Michael Turner was stuffed.
"We were going to be aggressive in all that we did," Smith said. "Unfortunately, it did not work out."
After each offense went three-and-out on its first possession of overtime, Atlanta faced third-and-1 from the 29. Matt Ryan flipped a pass to Cox, the backup fullback, who was met short of the 30 but stretched out the ball with his right arm, appearing to get it across the line. It was initially ruled a first down, but the replay showed he was bobbling the ball as he was going down along the sideline, and the spot was moved back.
The Falcons initially sent on the punting team, then called timeout. After thinking it over, Smith decided to go for it, figuring his team could pick up the foot or so needed to keep the drive going.

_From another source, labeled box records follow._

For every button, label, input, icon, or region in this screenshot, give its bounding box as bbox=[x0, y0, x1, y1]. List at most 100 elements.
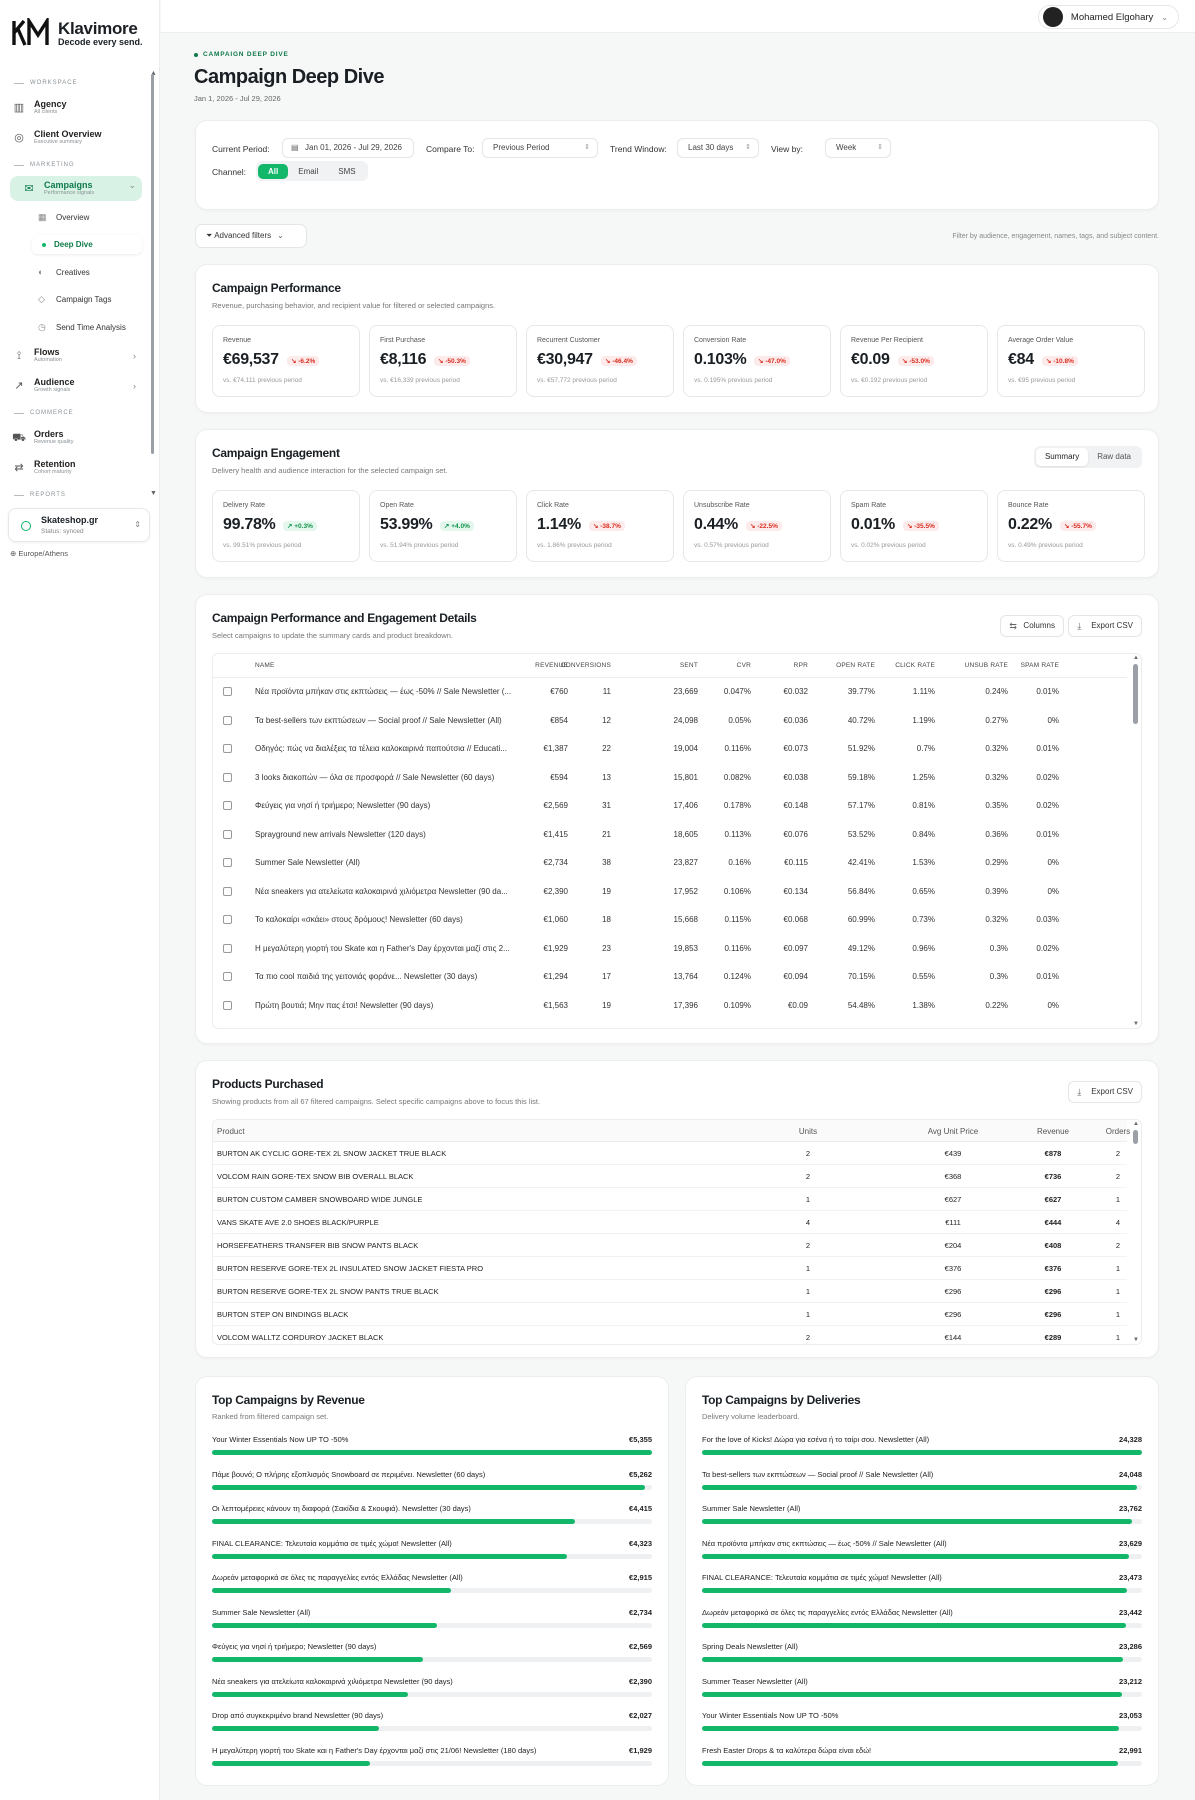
sidebar-sub-creatives[interactable]: ◐ Creatives bbox=[38, 267, 90, 277]
sidebar-item-client-overview[interactable]: ◎ Client Overview Executive summary bbox=[12, 129, 142, 146]
row-checkbox[interactable] bbox=[223, 972, 232, 981]
bar-fill bbox=[212, 1622, 437, 1628]
row-checkbox[interactable] bbox=[223, 801, 232, 810]
leaderboard-item[interactable]: Η μεγαλύτερη γιορτή του Skate και η Fath… bbox=[212, 1746, 652, 1780]
sidebar-item-campaigns[interactable]: ✉ Campaigns Performance signals ⌄ bbox=[10, 176, 142, 201]
row-checkbox[interactable] bbox=[223, 744, 232, 753]
sidebar-item-flows[interactable]: ⟟ Flows Automation › bbox=[12, 347, 142, 364]
table-scrollbar[interactable] bbox=[1133, 664, 1138, 724]
leaderboard-item[interactable]: Τα best-sellers των εκπτώσεων — Social p… bbox=[702, 1470, 1142, 1504]
scroll-down-icon[interactable]: ▼ bbox=[1133, 1021, 1139, 1027]
row-checkbox[interactable] bbox=[223, 829, 232, 839]
trend-window-select[interactable]: Last 30 days ⇕ bbox=[677, 138, 759, 158]
kpi-label: First Purchase bbox=[380, 337, 426, 344]
column-header-unsub-rate[interactable]: UNSUB RATE bbox=[962, 662, 1008, 669]
toggle-raw-data[interactable]: Raw data bbox=[1088, 448, 1140, 466]
table-row[interactable]: Οδηγός: πώς να διαλέξεις τα τέλεια καλοκ… bbox=[213, 735, 1127, 764]
kpi-card: Bounce Rate 0.22% ↘ -55.7% vs. 0.49% previo… bbox=[997, 490, 1145, 562]
row-checkbox[interactable] bbox=[223, 915, 232, 924]
row-checkbox[interactable] bbox=[223, 715, 232, 725]
sidebar-item-agency[interactable]: ▥ Agency All clients bbox=[12, 99, 142, 116]
table-row[interactable]: Τα πιο cool παιδιά της γειτονιάς φοράνε.… bbox=[213, 963, 1127, 992]
row-checkbox[interactable] bbox=[223, 1000, 232, 1010]
table-row[interactable]: Το καλοκαίρι «σκάει» στους δρόμους! News… bbox=[213, 906, 1127, 935]
table-cell: €736 bbox=[1044, 1172, 1062, 1181]
row-checkbox[interactable] bbox=[223, 886, 232, 896]
columns-button[interactable]: ⇆ Columns bbox=[1000, 615, 1064, 637]
sidebar-scrollbar[interactable] bbox=[151, 74, 154, 454]
leaderboard-item[interactable]: FINAL CLEARANCE: Τελευταία κομμάτια σε τ… bbox=[212, 1539, 652, 1573]
table-row[interactable]: Νέα προϊόντα μπήκαν στις εκπτώσεις — έως… bbox=[213, 678, 1127, 707]
leaderboard-item[interactable]: Your Winter Essentials Now UP TO -50% 23,… bbox=[702, 1711, 1142, 1745]
current-period-picker[interactable]: ▤ Jan 01, 2026 - Jul 29, 2026 bbox=[282, 138, 414, 158]
table-row[interactable]: Πρώτη βουτιά; Μην πας έτσι! Newsletter (… bbox=[213, 992, 1127, 1021]
advanced-filters-button[interactable]: ⏷ Advanced filters ⌄ bbox=[195, 224, 307, 248]
leaderboard-item[interactable]: Drop από συγκεκριμένο brand Newsletter (… bbox=[212, 1711, 652, 1745]
leaderboard-item[interactable]: Οι λεπτομέρειες κάνουν τη διαφορά (Σακίδ… bbox=[212, 1504, 652, 1538]
column-header-units[interactable]: Units bbox=[788, 1127, 828, 1136]
sidebar-sub-overview[interactable]: ▦ Overview bbox=[38, 212, 89, 223]
column-header-open-rate[interactable]: OPEN RATE bbox=[829, 662, 875, 669]
leaderboard-item[interactable]: Summer Sale Newsletter (All) 23,762 bbox=[702, 1504, 1142, 1538]
leaderboard-item[interactable]: Νέα sneakers για ατελείωτα καλοκαιρινά χ… bbox=[212, 1677, 652, 1711]
column-header-spam-rate[interactable]: SPAM RATE bbox=[1017, 662, 1059, 669]
leaderboard-item[interactable]: Δωρεάν μεταφορικά σε όλες τις παραγγελίε… bbox=[702, 1608, 1142, 1642]
store-selector[interactable]: Skateshop.gr Status: synced ⇕ bbox=[8, 508, 150, 542]
row-checkbox[interactable] bbox=[223, 858, 232, 867]
scroll-down-icon[interactable]: ▼ bbox=[1133, 1337, 1139, 1343]
column-header-avg-unit-price[interactable]: Avg Unit Price bbox=[913, 1127, 993, 1136]
leaderboard-item[interactable]: Your Winter Essentials Now UP TO -50% €5,… bbox=[212, 1435, 652, 1469]
leaderboard-item[interactable]: Summer Teaser Newsletter (All) 23,212 bbox=[702, 1677, 1142, 1711]
table-cell: 18,605 bbox=[673, 829, 698, 839]
leaderboard-item[interactable]: Fresh Easter Drops & τα καλύτερα δώρα εί… bbox=[702, 1746, 1142, 1780]
leaderboard-item[interactable]: FINAL CLEARANCE: Τελευταία κομμάτια σε τ… bbox=[702, 1573, 1142, 1607]
column-header-sent[interactable]: SENT bbox=[666, 662, 698, 669]
user-menu[interactable]: Mohamed Elgohary ⌄ bbox=[1037, 5, 1179, 29]
row-checkbox[interactable] bbox=[223, 943, 232, 953]
scroll-up-icon[interactable]: ▲ bbox=[1133, 1121, 1139, 1127]
leaderboard-item[interactable]: For the love of Kicks! Δώρα για εσένα ή … bbox=[702, 1435, 1142, 1469]
toggle-summary[interactable]: Summary bbox=[1035, 448, 1089, 466]
column-header-click-rate[interactable]: CLICK RATE bbox=[889, 662, 935, 669]
sidebar-item-audience[interactable]: ↗ Audience Growth signals › bbox=[12, 377, 142, 394]
table-scrollbar[interactable] bbox=[1133, 1130, 1138, 1144]
channel-all[interactable]: All bbox=[258, 163, 289, 179]
table-row[interactable]: Sprayground new arrivals Newsletter (120… bbox=[213, 821, 1127, 850]
sidebar-sub-send-time[interactable]: ◷ Send Time Analysis bbox=[38, 322, 126, 333]
sidebar-item-orders[interactable]: ⛟ Orders Revenue quality bbox=[12, 429, 142, 446]
leaderboard-item[interactable]: Summer Sale Newsletter (All) €2,734 bbox=[212, 1608, 652, 1642]
column-header-conversions[interactable]: CONVERSIONS bbox=[551, 662, 611, 669]
leaderboard-item[interactable]: Νέα προϊόντα μπήκαν στις εκπτώσεις — έως… bbox=[702, 1539, 1142, 1573]
leaderboard-item[interactable]: Spring Deals Newsletter (All) 23,286 bbox=[702, 1642, 1142, 1676]
table-row[interactable]: Η μεγαλύτερη γιορτή του Skate και η Fath… bbox=[213, 935, 1127, 964]
leaderboard-item[interactable]: Πάμε βουνό; Ο πλήρης εξοπλισμός Snowboar… bbox=[212, 1470, 652, 1504]
sidebar-sub-deep-dive[interactable]: Deep Dive bbox=[32, 235, 142, 254]
table-row[interactable]: Summer Sale Newsletter (All) €2,734 38 23,8… bbox=[213, 849, 1127, 878]
leaderboard-item[interactable]: Δωρεάν μεταφορικά σε όλες τις παραγγελίε… bbox=[212, 1573, 652, 1607]
view-by-select[interactable]: Week ⇕ bbox=[825, 138, 891, 158]
table-row[interactable]: Φεύγεις για νησί ή τριήμερο; Newsletter … bbox=[213, 792, 1127, 821]
table-row[interactable]: 3 looks διακοπών — όλα σε προσφορά // Sa… bbox=[213, 764, 1127, 793]
channel-sms[interactable]: SMS bbox=[328, 164, 365, 179]
sidebar-sub-campaign-tags[interactable]: ◇ Campaign Tags bbox=[38, 294, 111, 305]
column-header-cvr[interactable]: CVR bbox=[721, 662, 751, 669]
compare-select[interactable]: Previous Period ⇕ bbox=[482, 138, 598, 158]
export-csv-button[interactable]: ⤓ Export CSV bbox=[1068, 615, 1142, 637]
column-header-revenue[interactable]: Revenue bbox=[1023, 1127, 1083, 1136]
scroll-up-icon[interactable]: ▲ bbox=[1133, 655, 1139, 661]
page-date-range: Jan 1, 2026 - Jul 29, 2026 bbox=[194, 94, 281, 103]
brand-logo[interactable]: Klavimore Decode every send. bbox=[12, 18, 143, 48]
table-row[interactable]: Νέα sneakers για ατελείωτα καλοκαιρινά χ… bbox=[213, 878, 1127, 907]
scroll-down-icon[interactable]: ▼ bbox=[150, 490, 157, 497]
channel-email[interactable]: Email bbox=[288, 164, 328, 179]
column-header-name[interactable]: NAME bbox=[255, 662, 555, 669]
column-header-product[interactable]: Product bbox=[217, 1127, 717, 1136]
table-row[interactable]: Τα best-sellers των εκπτώσεων — Social p… bbox=[213, 707, 1127, 736]
row-checkbox[interactable] bbox=[223, 687, 232, 696]
row-checkbox[interactable] bbox=[223, 772, 232, 782]
leaderboard-item[interactable]: Φεύγεις για νησί ή τριήμερο; Newsletter … bbox=[212, 1642, 652, 1676]
sidebar-item-retention[interactable]: ⇄ Retention Cohort maturity bbox=[12, 459, 142, 476]
column-header-rpr[interactable]: RPR bbox=[772, 662, 808, 669]
table-cell: 0.24% bbox=[985, 687, 1008, 696]
products-export-csv-button[interactable]: ⤓ Export CSV bbox=[1068, 1081, 1142, 1103]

Boy, did that turn out to be a mistake.
Ryan handed off to Turner, but the bruising runner never had a chance. He was swarmed by a pile of defenders and actually lost a couple of feet, and the jubilant Saints took over. Four plays later, Kasay won it with his fourth field goal of the game.
"I just saw a guy in my face as soon as I got the ball," Turner said. "I would like to have it back. I would love to be in that situation again."
New Orleans coach Sean Payton coached the game on crutches in his return to the sideline after a collision with one of his players left him with a broken left leg and severe knee injuries nearly a month ago.
"I just felt like this was an important game," Payton said. "That presence is important. I talked to the doctors this morning."
Drew Brees went 30 of 43 for 322 yards, including a pair of touchdowns. Marques Colston had eight catches for 113 yards. The Saints were certainly glad to have their coach among them, not sending down calls from the booth.
"It was great having him, just his presence," Brees said. "He couldn't wait to get back down there. He has his hands in everything."
Ryan threw a staggering 52 passes, completing 29 for 351 yards and two touchdowns. Harry Douglas became his favorite receiver after rookie Julio Jones left the game, sidelined again by an ailing hamstring. Douglas finished with eight receptions for 133 yards.
Turner rushed for 96 yards, but couldn't get the one yard that mattered most.
"We've just got to get a couple inches. Make that play and move on," center Todd McClure groaned. "I like the fact our coach has faith in us to make the play."
Brees was impressed by Smith's courage, if nothing else.
"It takes some steel and you-know-what to make that call," the quarterback said. "This one play is the game."
In regulation, Atlanta was down to its last chance, facing fourth-and-3 at the New Orleans 45 with about 4½ minutes remaining. Ryan kept the drive going by hitting Roddy White on a 6-yard completion, then struck quickly with two more passes to make a game of it. A 19-yarder to White was followed by a 20-yard touchdown to Tony Gonzalez with 4:13 to go, bringing the Falcons to 23-20.
With only one timeout remaining, the Falcons felt compelled to try an onside kick. It didn't work.
The Saints moved into position to give Kasay a 45-yard try. He drilled the kick right down the middle, but Jimmy Graham was called for holding and New Orleans decided to back up the Falcons with a punt.
After Eric Weems made a fair catch at the Atlanta 5, the Falcons put together a clutch drive that forced OT. Ryan hooked up three times with Douglas on completions totaling 66 yards, and Atlanta actually had plenty of time to take three shots at the end zone for a winning touchdown.
They caught a break on Ryan's first throw over the middle, which was right in the hands of New Orleans safety Roman Harper. He couldn't hang on. Ryan then looked for White, but Jabari Greer got a hand on the ball to knock it away. After one more incompletion, Bryant trotted on to make his third field goal.
Notes: Brees extended his NFL record with a 30th straight game completing at least 20 passes. ... Bryant missed a 41-yard field goal on the final play of the first half, snapping his franchise-record streak of 30 in a row over two seasons. ... The Saints rushed for just 41 yards on 16 carries.